Ekstrak adalah sediaan pekat yang diperoleh dengan mengektraksi zat aktif
dari simplisia nabati atau simplisia hewani menggunakan pelarut yang sesuai,
kemudian semua atau hampir semua pelarut diuapkan dan massa atau serbuk yang
tersisa diperlakukan sedemikian rupa hingga memenuhi standar baku yang
ditetapkan. Proses ekstraksi bahan atau bahan obat alami dapat dilakukan
berdasarkan teori tentang penyarian. Penyarian merupakan peristiwa pemindahan
massa. Zat aktif yang semula berada di dalam sel, ditarik oleh cairan penyari
sehingga terjadi larutan zat aktif dalam cairan penyari tersebut (Andi,2011)
Ada tiga macam metode penyarian yang dapat digunakan, yaitu :
1. Maserasi
2. Perkolasi
3. Ekstraksi dengan menggunakan Soxhlet
4. Ekstraksi dengan menggunakan gas superkritis (Andi,2011)

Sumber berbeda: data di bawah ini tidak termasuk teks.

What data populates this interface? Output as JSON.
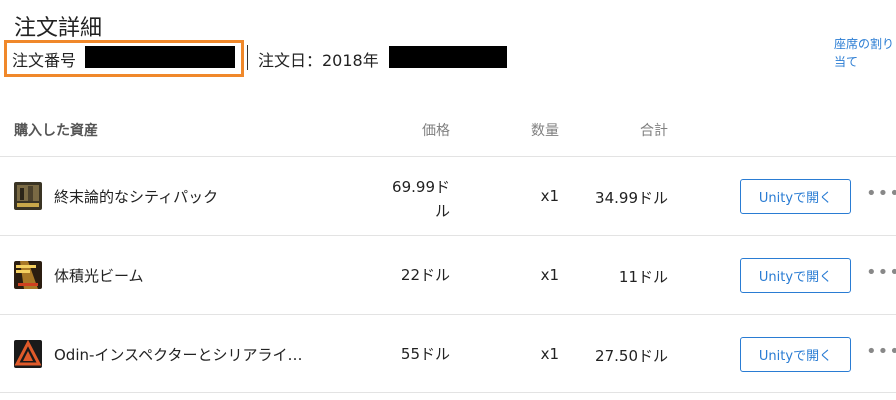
{
  "header": {
    "title": "注文詳細",
    "order_number_label": "注文番号",
    "order_date_label": "注文日：2018年",
    "seat_link": "座席の割り当て"
  },
  "table": {
    "columns": [
      "購入した資産",
      "価格",
      "数量",
      "合計"
    ],
    "rows": [
      {
        "name": "終末論的なシティパック",
        "price": "69.99ドル",
        "qty": "x1",
        "total": "34.99ドル",
        "button": "Unityで開く",
        "more": "•••",
        "icon": "city-pack-thumbnail"
      },
      {
        "name": "体積光ビーム",
        "price": "22ドル",
        "qty": "x1",
        "total": "11ドル",
        "button": "Unityで開く",
        "more": "•••",
        "icon": "volumetric-light-thumbnail"
      },
      {
        "name": "Odin-インスペクターとシリアライ…",
        "price": "55ドル",
        "qty": "x1",
        "total": "27.50ドル",
        "button": "Unityで開く",
        "more": "•••",
        "icon": "odin-logo"
      }
    ]
  },
  "colors": {
    "accent": "#2a7cd3",
    "highlight": "#f0882a"
  }
}
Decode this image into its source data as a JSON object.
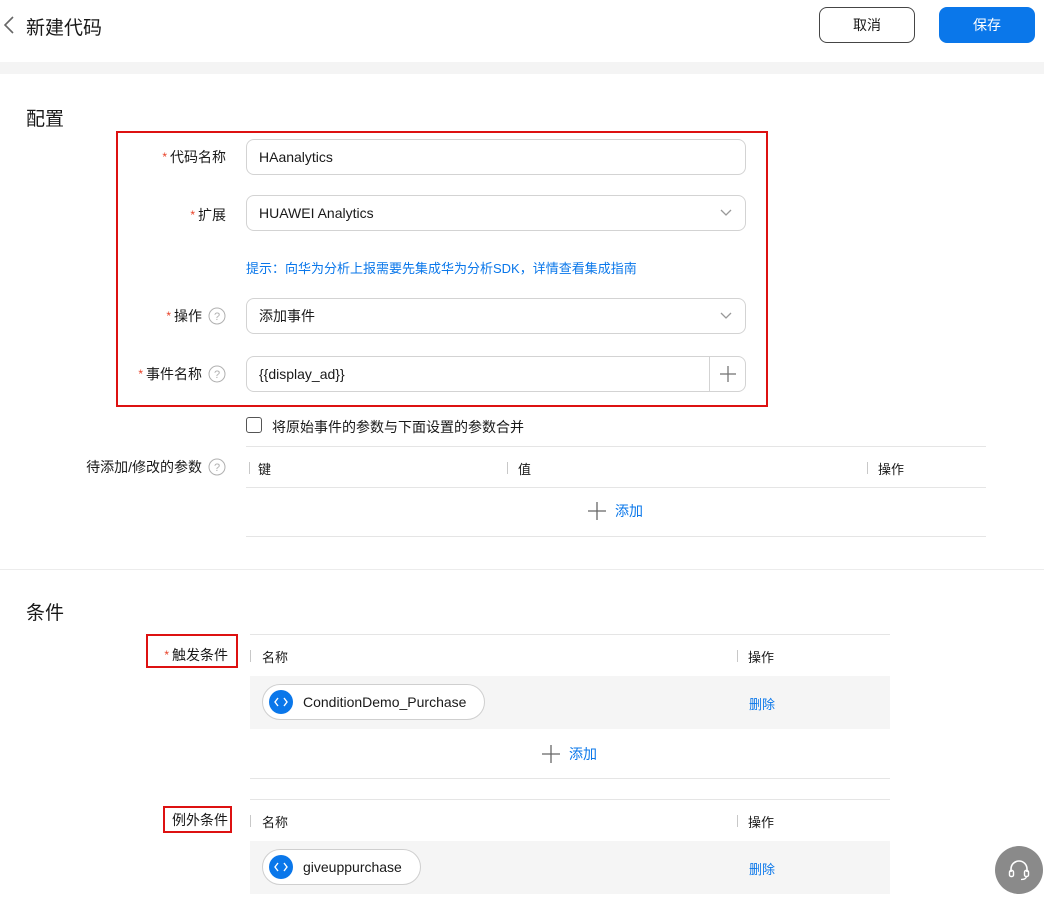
{
  "header": {
    "title": "新建代码",
    "cancel_label": "取消",
    "save_label": "保存"
  },
  "config": {
    "section_title": "配置",
    "code_name": {
      "label": "代码名称",
      "value": "HAanalytics"
    },
    "extension": {
      "label": "扩展",
      "value": "HUAWEI Analytics"
    },
    "hint": "提示：向华为分析上报需要先集成华为分析SDK，详情查看集成指南",
    "operation": {
      "label": "操作",
      "value": "添加事件"
    },
    "event_name": {
      "label": "事件名称",
      "value": "{{display_ad}}"
    },
    "merge_checkbox_label": "将原始事件的参数与下面设置的参数合并",
    "params": {
      "label": "待添加/修改的参数",
      "columns": [
        "键",
        "值",
        "操作"
      ],
      "add_label": "添加"
    }
  },
  "conditions": {
    "section_title": "条件",
    "trigger": {
      "label": "触发条件",
      "columns": [
        "名称",
        "操作"
      ],
      "rows": [
        {
          "name": "ConditionDemo_Purchase",
          "action": "删除"
        }
      ],
      "add_label": "添加"
    },
    "exception": {
      "label": "例外条件",
      "columns": [
        "名称",
        "操作"
      ],
      "rows": [
        {
          "name": "giveuppurchase",
          "action": "删除"
        }
      ]
    }
  },
  "colors": {
    "accent": "#0a77ea",
    "required": "#e84026",
    "highlight_box": "#dd1111"
  }
}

Maserasi digunakan untuk penyarian simplisia yang mengandung zat aktif
yang mudah larut dalam cairan penyari, tidak mengandung benzoin, stirak, dan
bahan sejenis yang mudah mengembang. Cairan penyari yang Bila cairan penyari
digunakan air maka untuk mencegah timbulnya kapang, dapat ditambahkan bahan
pengawet yang diberikan pada awal penyarian. Metode maserasi digunakan untuk
menyari simplisia yang mengandung komponen kimia yang mudah larut dalam
cairan penyari, tidak mengandung benzoin, stirak dan lilin. Keuntungan cara
penyarian dengan maserasi adalah cara pengerjaan yang digunakan sederhana dan
mudah diusahakan. Sedangkan digunakan dapat berupa air, etanol, air-etanol, atau
pelarut lain. kerugiannya adalah pengerjaannya lama dan penyariannya kurang
sempurna (Andi,2011).
b) Fraksinasi
Di alam senyawa kimia umumnya terdapat dalam bentuk campuran, oleh
sebab itu diperlukan pemisahan, fraksinasi adalah proses pemisahan suatu zat dari
campuran zat tersebut, pemisahan dilakukan teknik yang bermacam macam
seperti kromatografi (KKt, KLT, KCKT, KCV, KK, KGC) dan ekstraksi cair-cair.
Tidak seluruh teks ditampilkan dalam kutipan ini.